Yearn Finance, the yield farming aggregator, dropped its version two (V2) on Jan. 17, with a slew of changes including a mechanism to funnel staking fees to the protocol’s treasury, meant to make development sustainable in the long term.
Yearn’s much anticipated V2 comes with a new fee structure which, while maintaining the same overall fee level of roughly 20%, eliminates the project’s withdrawal fee, adds a management fee (2%), and increases the performance fee (taken as a percentage of the yield generated on behalf of the user) to 73% from 17%.
With the new fee model, “incentives are better aligned as Yearn earns most of its fees and Users pay most of their fees only if the Vaults are performing well,” the proposal said.
The proposal’s creators hope the changes will retain users and generate a predictable revenue stream rather than the bulk of revenue occuring during a user’s unpredictable withdrawal period.
Flurry of Upgrades
Yearn has made a flurry of upgrades in the past week. Last week included the addition of leverage to the protocol, a founder’s rant, and collaborator Cream Finance shipping undercollateralized lending
V2 also allows single vaults to employ multiple yield farming strategies. The change aims to mitigate a feedback loop generated by Yearn’s own success: a vault’s high yield attracts capital, which then brings down the originally attractive yields. The protocol can now allocate a single vault’s capital across strategies.
1k Additional YFI
Yearn’s governance forum also had Twitter rocking as people debated whether minting 1,000 additional tokens, worth over $30M, would hurt or help the protocol. The additional tokens would break the 30,000 hard cap supply meme, as well as cast doubt on potential future inflationary events, though it would also allow core developers, who missed out on the initial token distribution event, to capitalize on the project’s success.
A compromise emerged as the yield aggregator’s community passed the Yearn improvement proposal (YIP-56), also known as the Buyback and Build Yearn (BABY) proposal. With YIP-56 YFI staking rewards will now be used to buyback YFI tokens and deposit them continuously in the newly established Operations Fund. The fund aims to establish a consistent treasury to fund protocol operations indefinitely.

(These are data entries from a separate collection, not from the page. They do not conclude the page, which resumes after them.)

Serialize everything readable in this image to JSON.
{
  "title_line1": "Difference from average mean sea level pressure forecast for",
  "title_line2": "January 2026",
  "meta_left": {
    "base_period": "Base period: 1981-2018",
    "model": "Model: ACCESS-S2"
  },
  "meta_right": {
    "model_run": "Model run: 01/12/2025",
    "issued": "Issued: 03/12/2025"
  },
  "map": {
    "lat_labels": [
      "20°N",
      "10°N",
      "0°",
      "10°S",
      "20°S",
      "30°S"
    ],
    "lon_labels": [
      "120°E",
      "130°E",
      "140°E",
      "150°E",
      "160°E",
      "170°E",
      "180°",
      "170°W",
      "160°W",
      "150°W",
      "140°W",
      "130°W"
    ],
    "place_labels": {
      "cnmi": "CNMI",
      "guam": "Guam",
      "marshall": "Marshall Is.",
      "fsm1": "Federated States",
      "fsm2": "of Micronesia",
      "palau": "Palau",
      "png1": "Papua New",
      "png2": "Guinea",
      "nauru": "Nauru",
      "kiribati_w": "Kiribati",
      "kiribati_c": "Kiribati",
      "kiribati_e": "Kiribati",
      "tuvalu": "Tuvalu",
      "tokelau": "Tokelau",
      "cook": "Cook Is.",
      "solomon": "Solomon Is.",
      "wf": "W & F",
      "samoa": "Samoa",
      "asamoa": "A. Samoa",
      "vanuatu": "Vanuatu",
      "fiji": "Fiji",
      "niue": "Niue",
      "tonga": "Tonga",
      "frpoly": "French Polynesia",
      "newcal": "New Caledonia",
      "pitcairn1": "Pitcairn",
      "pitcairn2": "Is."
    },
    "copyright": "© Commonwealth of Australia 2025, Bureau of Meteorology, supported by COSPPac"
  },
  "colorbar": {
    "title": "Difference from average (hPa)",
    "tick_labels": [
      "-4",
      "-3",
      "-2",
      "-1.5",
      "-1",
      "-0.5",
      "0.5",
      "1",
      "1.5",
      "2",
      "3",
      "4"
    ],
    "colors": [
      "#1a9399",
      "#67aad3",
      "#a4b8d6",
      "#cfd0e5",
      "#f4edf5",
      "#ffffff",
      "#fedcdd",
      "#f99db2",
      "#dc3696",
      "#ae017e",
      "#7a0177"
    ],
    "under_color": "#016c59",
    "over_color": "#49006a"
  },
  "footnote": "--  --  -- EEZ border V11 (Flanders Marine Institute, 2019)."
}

Yearn Operation Spend, November 2020
Messari Senior Researcher Ryan Watkins, an author of YIP-56, said in an interview, “the community passing the BABY proposal is a great step in the direction towards properly capitalizing Yearn’s treasury in order to compensate core contributors well.”
Curve Finance Integration
Yet another change in the Yearn ecosystem is the development of permissionless pools in collaboration with Curve Finance. Permissionless pools, a key feature of exchanges like Uniswap, mean users can themselves create a pool to swap tokens (in the case of Uniswap, a trading pair). As Curve launched to exchange stablecoins (of which there are only a handful broadly used), there hasn’t been major demand for permissionless functionality. As more instances of algorithmic stablecoins emerge however, allowing users to create their own pools adds a dynamism to the protocol which Yearn founder Andre Cronje hints will increase Curve’s fee revenue and also total value locked.
Users can also create pools with tokenized forms of Bitcoin and combine them with Curve’s base pool of renBTC, wBTC, and SBTC, again, allowing for bootstrapped liquidity for new BTC tokens.
Watkins told The Defiant, V2 adds “exclusive integrations with Yearn ecosystem partners like Cream which provide Yearn competitive advantages other yield aggregators do not have.”
These integrations have the potential to give users access to capital pools that normal users, even whales, can’t access.
Change is always afoot with Yearn. No doubt YFI holders are eyeing the token’s all-time high of $43,000, achieved on September 12, as a key resistance level. YFI is currently hovering around $35,000, up 18% on the week.